STEPS OPERATIONS JOURNAL

    Date: June 26, 2000
    Operations Director: Jay Miller


WEATHER FORECAST:

    Forecasters: (NWS) and Morris Weisman (NCAR/MMM)

A surface cold front has proceeded well south of the STEPS domain this morning, lowering surface dew points to the mid-40s in eastern portions of the region to around 50 along the front range of Colorado. Soundings depict deep moisture within this airmass, with much mid-level cloudiness over the area this morning. Lapse rates, however, are fairly stable-to-neutral for moist adiabatic ascent. An upper-level wave and moist pool associated with the remnants of the hurricane that decayed west of Baja is located over eastern Utah and western Colorado this morning. This system is forecast to propagate eastward over the STEPS region by late afternoon and evening. With some surface heating, widespread showers and thundershowers are expected to develop along the Front Range by early afternoon, and propagate over the STEPS region by late today. Significant rainfall could occur with this system, but severe weather is unlikely. Shear magnitudes are fairly strong today, but the lack of CAPE will preclude supercell development.

The surface flow is forecast to become strong from the southeast tonight and tomorrow, returning significant low-level moisture and instability into the STEPS region by tomorrow afternoon. Shear magnitudes will be sufficient for supercellular activity and upper level waves propagating into the region from the NW along with upslope conditions along the Front Range will offer ample forcing for convective initiation. Severe convection will be likely within the research domain.

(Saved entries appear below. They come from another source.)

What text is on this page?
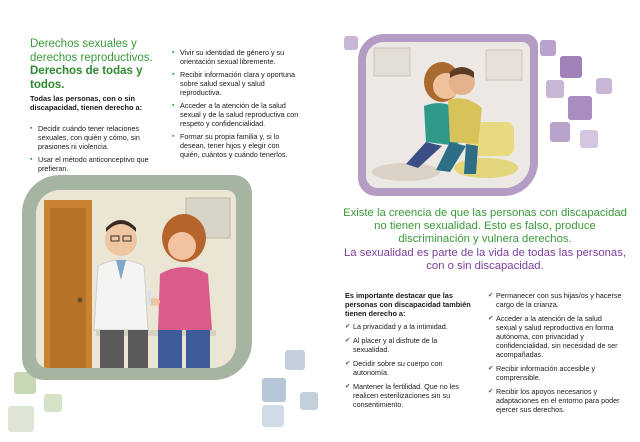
Derechos sexuales y derechos reproductivos.
Derechos de todas y todos.
Todas las personas, con o sin discapacidad, tienen derecho a:
▪ Decidir cuándo tener relaciones sexuales, con quién y cómo, sin prasiones ni violencia.
▪ Usar el método anticonceptivo que prefieran.
▪ Vivir su identidad de género y su orientación sexual libremente.
▪ Recibir información clara y oportuna sobre salud sexual y salud reproductiva.
▪ Acceder a la atención de la salud sexual y de la salud reproductiva con respeto y confidencialidad.
▪ Formar su propia familia y, si lo desean, tener hijos y elegir con quién, cuántos y cuándo tenerlos.
Existe la creencia de que las personas con discapacidad no tienen sexualidad. Esto es falso, produce discriminación y vulnera derechos.
La sexualidad es parte de la vida de todas las personas, con o sin discapacidad.
Es importante destacar que las personas con discapacidad también tienen derecho a:
✔ La privacidad y a la intimidad.
✔ Al placer y al disfrute de la sexualidad.
✔ Decidir sobre su cuerpo con autonomía.
✔ Mantener la fertilidad. Que no les realicen esterilizaciones sin su consentimiento.
✔ Permanecer con sus hijas/os y hacerse cargo de la crianza.
✔ Acceder a la atención de la salud sexual y salud reproductiva en forma autónoma, con privacidad y confidencialidad, sin necesidad de ser acompañadas.
✔ Recibir información accesible y comprensible.
✔ Recibir los apoyos necesarios y adaptaciones en el entorno para poder ejercer sus derechos.
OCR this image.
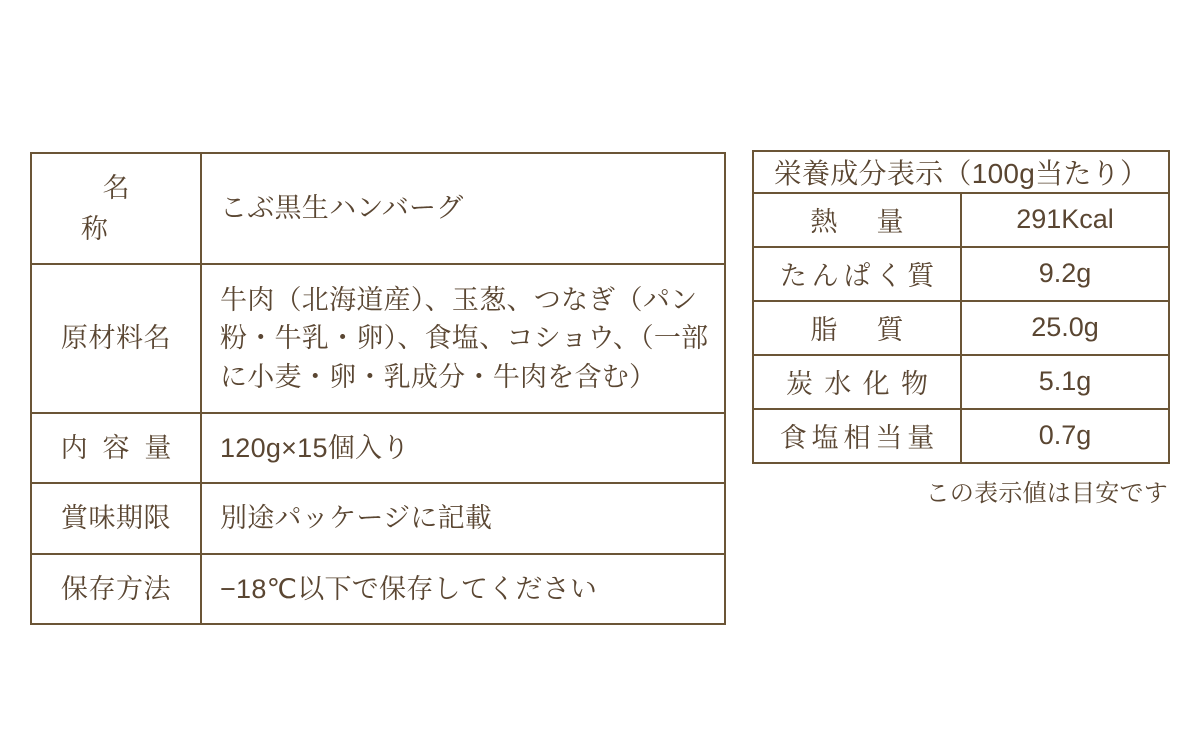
名称	こぶ黒生ハンバーグ
原材料名	牛肉（北海道産）、玉葱、つなぎ（パン粉・牛乳・卵）、食塩、コショウ、（一部に小麦・卵・乳成分・牛肉を含む）
内容量	120g×15個入り
賞味期限	別途パッケージに記載
保存方法	−18℃以下で保存してください
栄養成分表示（100g当たり）	
熱量	291Kcal
たんぱく質	9.2g
脂質	25.0g
炭水化物	5.1g
食塩相当量	0.7g
この表示値は目安です
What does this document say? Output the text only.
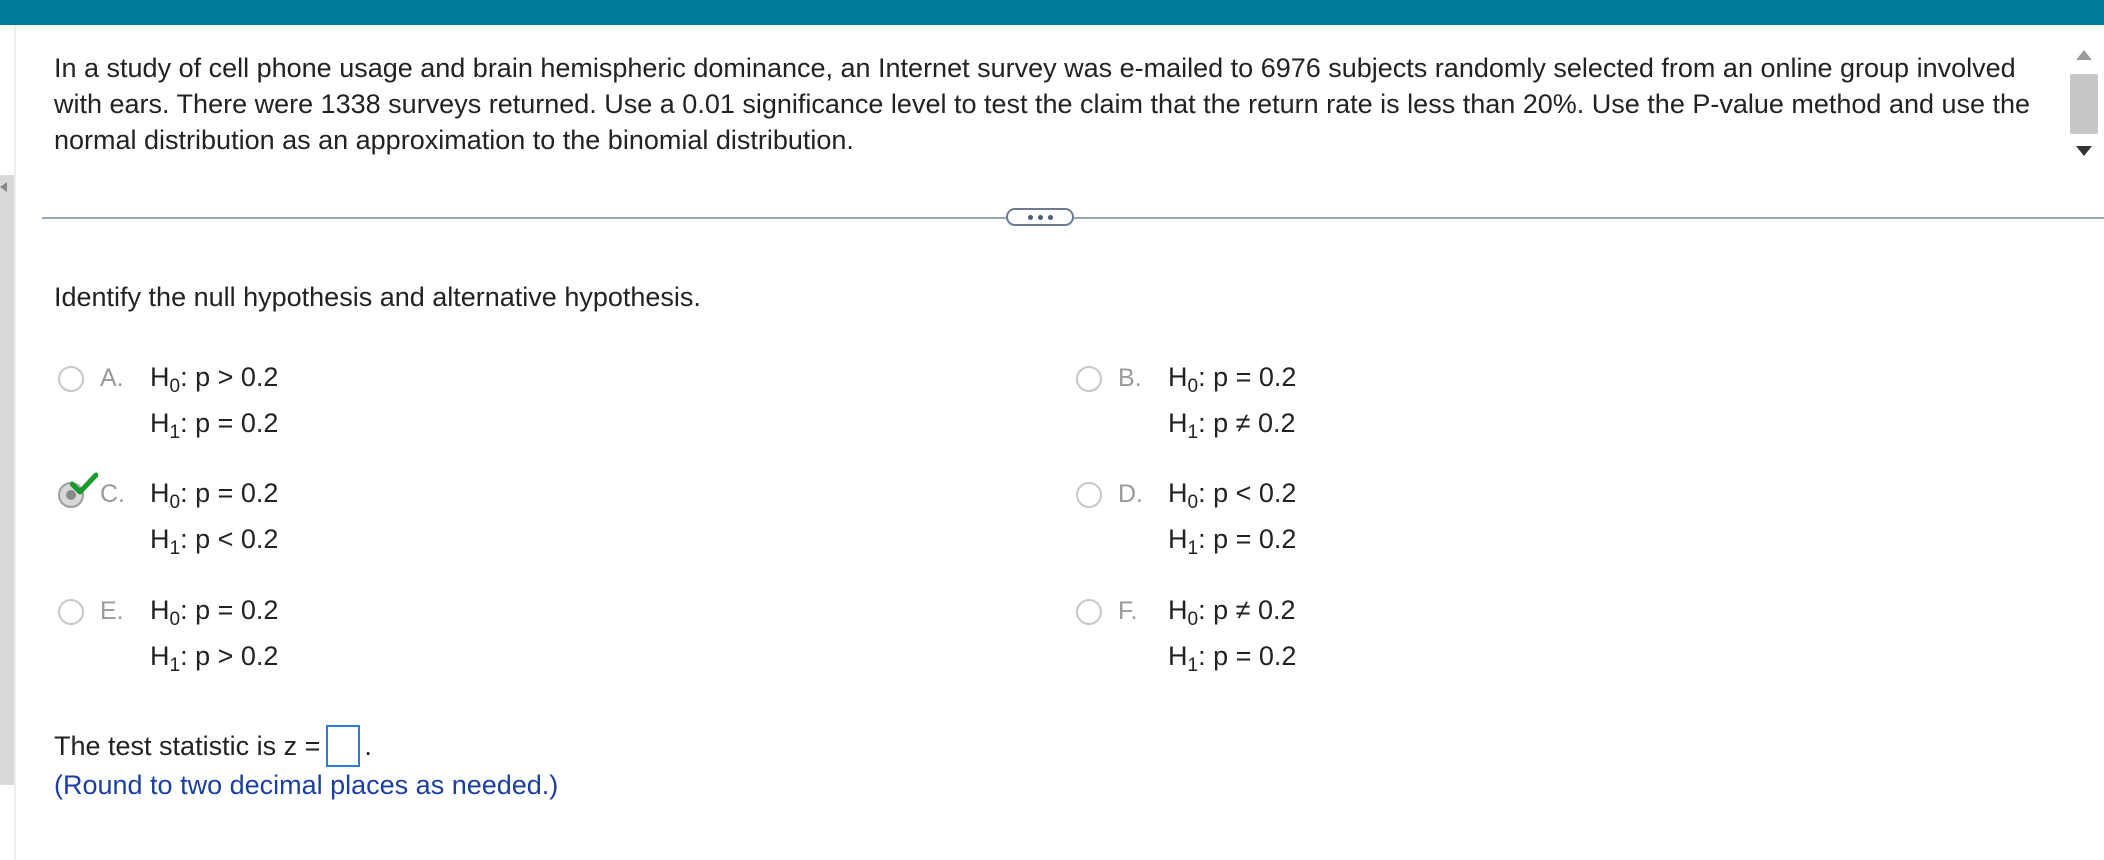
In a study of cell phone usage and brain hemispheric dominance, an Internet survey was e-mailed to 6976 subjects randomly selected from an online group involved with ears. There were 1338 surveys returned. Use a 0.01 significance level to test the claim that the return rate is less than 20%. Use the P-value method and use the normal distribution as an approximation to the binomial distribution.
Identify the null hypothesis and alternative hypothesis.
A. $H_0$: p > 0.2
$H_1$: p = 0.2
B. $H_0$: p = 0.2
$H_1$: p ≠ 0.2
C. $H_0$: p = 0.2
$H_1$: p < 0.2
D. $H_0$: p < 0.2
$H_1$: p = 0.2
E. $H_0$: p = 0.2
$H_1$: p > 0.2
F. $H_0$: p ≠ 0.2
$H_1$: p = 0.2
The test statistic is z = .
(Round to two decimal places as needed.)
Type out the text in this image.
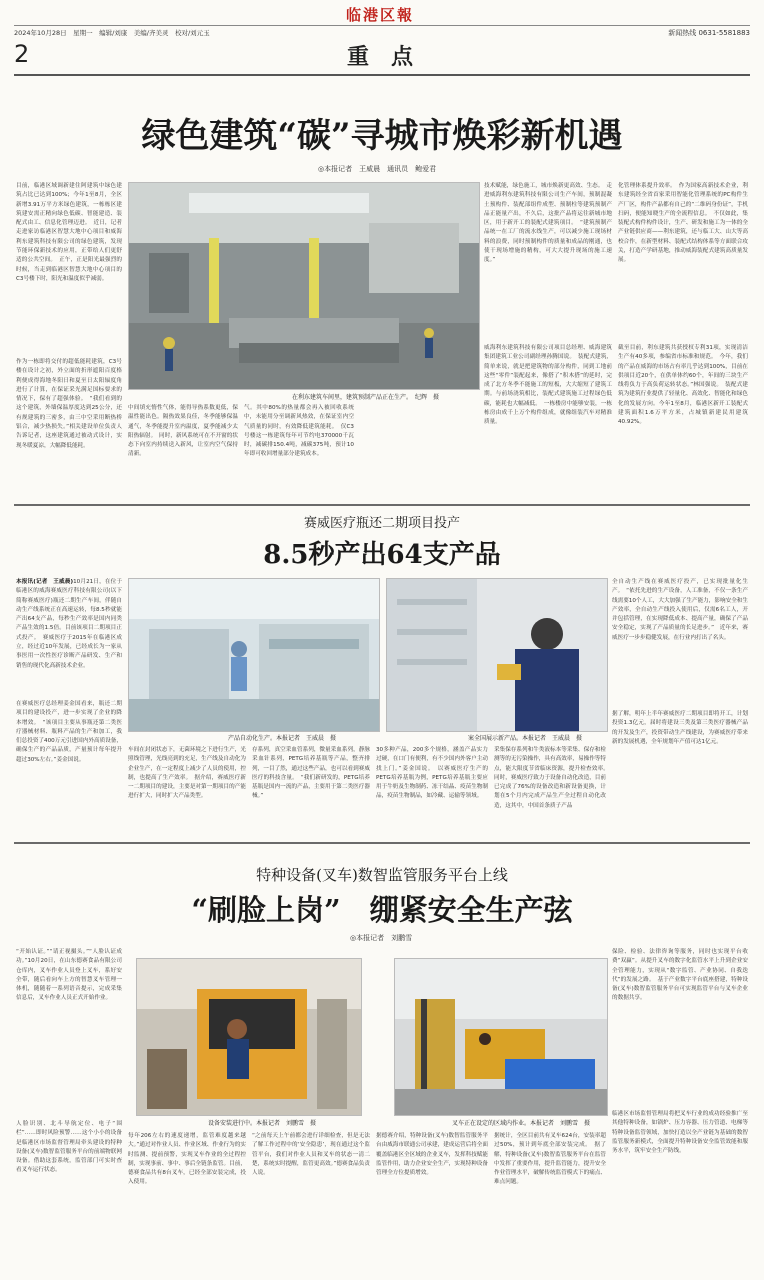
临港区報
2024年10月28日　星期一　编辑/刘康　美编/齐美灵　校对/刘元玉
2	重　点
新闻热线 0631-5581883
绿色建筑“碳”寻城市焕彩新机遇
◎本报记者　王威晨　通讯员　鲍爱君
目前，临港区域调新建住阿建筑中绿色建筑占比已达到100%；今年1至8月，全区新增3.91万平方米绿色建筑，一栋栋区建筑建安需正精向绿色低碳、智能建造、装配式由工、信息化管理迈进。　近日，记者走进家访临港区智慧大地中心项目和威海利东建筑科技有限公司的绿色建筑，发现节能环保新技术的应用，正带给人们更舒适的公共空间。　正午，正是阳光最强烈的时候，当走到临港区智慧大地中心项目的C3号楼下时，阳光和温度似乎减弱。
作为一栋即将交付的超低能耗建筑，C3号楼在设计之初，外立面的折形遮阳百度格利便成得海地冬阳日和夏至日太阳辐度角进行了计算，在保证采光满足国标要求的情况下，保有了超强体验。　“我们看到的这个建筑，外墙保温厚度达到25公分，还有规建筑的三密多，由三中空采用断热桥铝合，减少热损失。”相关建设单位负责人告诉记者，这座建筑通过被动式设计，实现冬暖夏凉，大幅降低能耗。
在利东建筑车间里，建筑预制产品正在生产。　纪辉　摄
中间填充惰性气体，能得导热系数更低，保温性能出色。隔热效果良佳，冬季能够保温通气，冬季能提升室内温度，夏季能减少太阳热辐射。　同时，新风系统可在不开窗的状态下向室内持续送入新风，让室内空气保持清新。
气。其中80%的热量都会再入被回收系统中，未能用分至调新风热效，在保证室内空气质量的同时，有效降低建筑能耗。　仅C3号楼这一栋建筑每年可节约电370000千瓦时，减碳排150.4吨，减碳375吨，预计10年即可收回增量部分建筑成本。
技术赋能，绿色施工，城市焕新更高效、生态。　走进威海利东建筑科技有限公司生产车间，预制混凝土预构件、装配部组件成型、预制柱等建筑预制产品正能量产出，不久后，这批产品将运往新城市地区，用于新开工的装配式建筑项目。　“建筑预制产品统一在工厂的流水线生产，可以减少施工现场材料的浪费，同时预制构件的质量和成品的刚通，也使干现场增施的精构，可大大提升现场的施工速度。”
威海利东建筑科技有限公司项目总经理、威海建筑集团建筑工业公司副经理孙腾国说。　装配式建筑，简单来说，就是把建筑物的部分构件，同到工地前这些“零件”装配起来，像搭了“积木搭”的延时，完成了北方冬季不能施工的短板，大大缩短了建筑工期。与前场浇筑相比，装配式建筑施工过程绿色低碳，能耗也大幅减低。　一栋楼房中能够安装，一栋栋房由成千上万个构件组成，就像组装汽车对精准质量。
化管理体系提升效率。　作为国家高新技术企业，利东建筑经全省首家采用智能化管理系统的PC构件生产厂区，构件产品都有自己的“二维码身份证”，手机扫码，便能知晓生产的全流程信息。　不仅如此，集装配式构件构件设计，生产、研发和施工为一体的全产业链供应商——利东建筑，还与临工大、山大等高校合作，在新型材料、装配式结构体系等方面联合攻关，打造产学研基地，推动威海装配式建筑高质量发展。
截至目前，利东建筑共获授权专利31项，实现清洁生产有40多项，参编省市标准和规范。　今年，我们的产品在威海的市场占有率几乎达到100%，目前在供项目近20个，在供单体约60个，年间的三块生产线将负力于高负荷运转状态。”林国强说。　装配式建筑为建筑行业提供了轻量化、高效化、智能化和绿色化的发展方向。今年1至8月，临港区新开工装配式建筑面积1.6万平方米，占城镇新建民用建筑40.92%。
赛威医疗瓶还二期项目投产
8.5秒产出64支产品
本报讯(记者　王威晨)10月21日，在位于临港区的威海赛威医疗科技有限公司(以下简称赛威医疗)瓶还二期生产车间，伴随自动生产线系统正在高速运转，每8.5秒就能产出64支产品，每秒生产效率是国内同类产品生效的1.5倍。目前该项目二期项目正式投产。　赛威医疗于2015年在临港区成立，经过近10年发展，已经成长为一家从事医用一次性医疗诊断产品研发、生产和销售的现代化高新技术企业。
产品自动化生产。本报记者　王威晨　摄	案全国展示新产品。本报记者　王威晨　摄
在赛威医疗总经理姜金国看来，瓶还二期项目的建设投产，进一步实现了企业的降本增效。　“该项目主要从事瓶还第二类医疗器械材料、瓶料产品的生产和加工，我们总投资了400万元引进国内外高质设备，确保生产的产品品质，产量预计每年提升超过30%左右。”姜金国说。
车间在封闭状态下，无菌环境之下进行生产，光照线管理，光线亮到的充足，生产线及自动化为企业生产，在一定程度上减少了人员的使用，控制，也提高了生产效率。　据介绍，赛威医疗新一二期项目的建设，主要是对第一期项目的产能进行扩大，同时扩大产品类型。
存系列，真空采血管系列，微量采血系列，静脉采血针系列，PETG培养基瓶等产品，整齐排列，一目了然，通过这些产品，也可以看到赛威医疗的科技含量。　“我们新研发的，PETG培养基瓶是国内一流的产品，主要用于第二类医疗器械。”
30多种产品，200多个规格，涵盖产品实力过硬，在口门有便利，有不少国内外客户主动找上门。”姜金国说。　以赛威医疗生产的PETG培养基瓶为例，PETG培养基瓶主要应用于牛奶及生物制药、冻干结晶、疫苗生物制品，疫苗生物制品，如冷藏、运输等领域。
采集保存系列和牛类液标本等采集、保存和检测等的无污染操作，具有高效率，易操作等特点，能大限度节省临床资源，提升检查效率。　同时，赛威医疗致力于设备自动化改造，目前已完成了76%的设备改造和新设备更换，计划在5个月内完成产品生产全过程自动化改造，这其中，中国首条质子产品
全自动生产线在赛威医疗投产，已实现批量化生产。　“依托先进的生产设备，人工准备，不仅一条生产线需要10个人工，大大加强了生产能力，影响安全和生产效率，全自动生产线投入使用后，仅需6名工人，开并包括管理，在实现降低成本、提高产量，确保了产品安全稳定，实现了产品质量的长足进步。”　近年来，赛威医疗一步步稳健发展，在行业内打出了名头。
据了解，明年上半年赛威医疗二期项目即将开工，计划投资1.3亿元，届时将建设三类及第三类医疗器械产品的开发及生产，投资带动生产线建设，为赛威医疗带来新的发展机遇，全年规划年产值可达1亿元。
特种设备(叉车)数智监管服务平台上线
“刷脸上岗”　绷紧安全生产弦
◎本报记者　刘鹏雪
“开始认证。”“请正视摄头。”“人脸认证成功。”10月20日，在山东德赛食品有限公司仓库内，叉车作业人员登上叉车，系好安全带，随后看向车上方的智慧叉车管理一体机，随随着一系列语音提示，完成采集信息后，叉车作业人员正式开始作业。
人脸识别、北斗导航定位、电子“围栏”……即时风险预警……这个小小的设备是临港区市场监督管理局牵头建设的特种设备(叉车)数智监管服务平台的前端物联网设备。借助这套系统，监管部门可实时查看叉车运行状态。
设备安装进行中。本报记者　刘鹏雪　摄	叉车正在设定的区域内作业。本报记者　刘鹏雪　摄
每年206左右的速度递增，监管难度越来越大。”通过对作业人员、作业区域、作业行为的实时监测、提前预警，实现叉车作业的全过程控制，实现事前、事中、事后全链条监管。目前，德赛食品共有8台叉车，已经全部安装完成，投入使用。
“之前每天上午前都会进行详细检查，但是无法了解工作过程中的‘安全隐患’，现在通过这个监管平台，我们对作业人员和叉车的状态一清二楚，系统实时提醒，监管更高效。”德赛食品负责人说。
据德赛介绍，特种设备(叉车)数智监管服务平台由威海市联通公司承建，建成运营后将全面覆盖临港区全区域的企业叉车，发挥科技赋能监管作用，助力企业安全生产，实现特种设备管理全方位提质增效。
据统计，全区目前共有叉车624台，安装率超过50%，预计到年底全部安装完成。　据了解，特种设备(叉车)数智监管服务平台在监管中发挥了重要作用，提升监管能力，提升安全作业管理水平，破解传统监管模式下的痛点、难点问题。
保险、检验、法律咨询等服务，同时也实现平台收费“双赢”。从提升叉车的数字化监管水平上升到企业安全管理能力，实现从“数字监管、产业协同、自我迭代”的发展之路。　基于产业数字平台底座搭建，特种设备(叉车)数智监管服务平台可实现监管平台与叉车企业的数据共享。
临港区市场监督管理局将把叉车行业的成功经验推广至其他特种设备，如锅炉、压力容器、压力管道、电梯等特种设备监管领域，加快打造以全产业链为基础的数智监管服务新模式，全面提升特种设备安全监管效能和服务水平，筑牢安全生产防线。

Shear and instability conditions remain favorable for Wednesday, with significant convection, possibly supercellular, again likely.

FORECAST MATRIX

VARIABLE Day 1: 1-4 pm Day 1: 4-9 pm Day 2 Day 3
Convective
Potential
0.51 22
Storm Type 22 33
Triggering 11 22
Intuition -1-1 00
Total 2.53 77


EQUIPMENT STATUS:

SYSTEM STATUS
Ops Center Operational.
CHILL Operational.
S-Pol Operational.
LMA Operational.
MGLASS Operational. About 40 MGLASS soundings remain, which, if we limit to a maximum of four per case (e.g., 19-20 UTC and 00 UTC), will cover up to 10 more cases.
T-28 Operational.
Storm ballooning Operational, but only seven EFMs remain with the possibility of refurbishing a few more.
Mobile mesonet Four vehicles are available.
Storm chase van Operational as the primary precipitation verification vehicle.
YRFS Operational.
NWS Operational.


EXPECTED OPERATIONS FOR 0626:

Coordinated STEPS observations have been called down for today. CHILL will be conducting horn tests this morning. CHILL and S-Pol may coordinate with the two DOWs this afternoon to sample the more stratiform precipitation forecast for later today. S-Pol (Charlie Knight) will also plan to scan showers and clouds of opportunity during the day.


DEBRIEFING OF OPERATIONS FOR 0626:

Day was called down. No STEPS-related operations were conducted. The DOWs apparently did some coordinated scans with S-Pol. CHILL was involved in polarization and feed horn tests.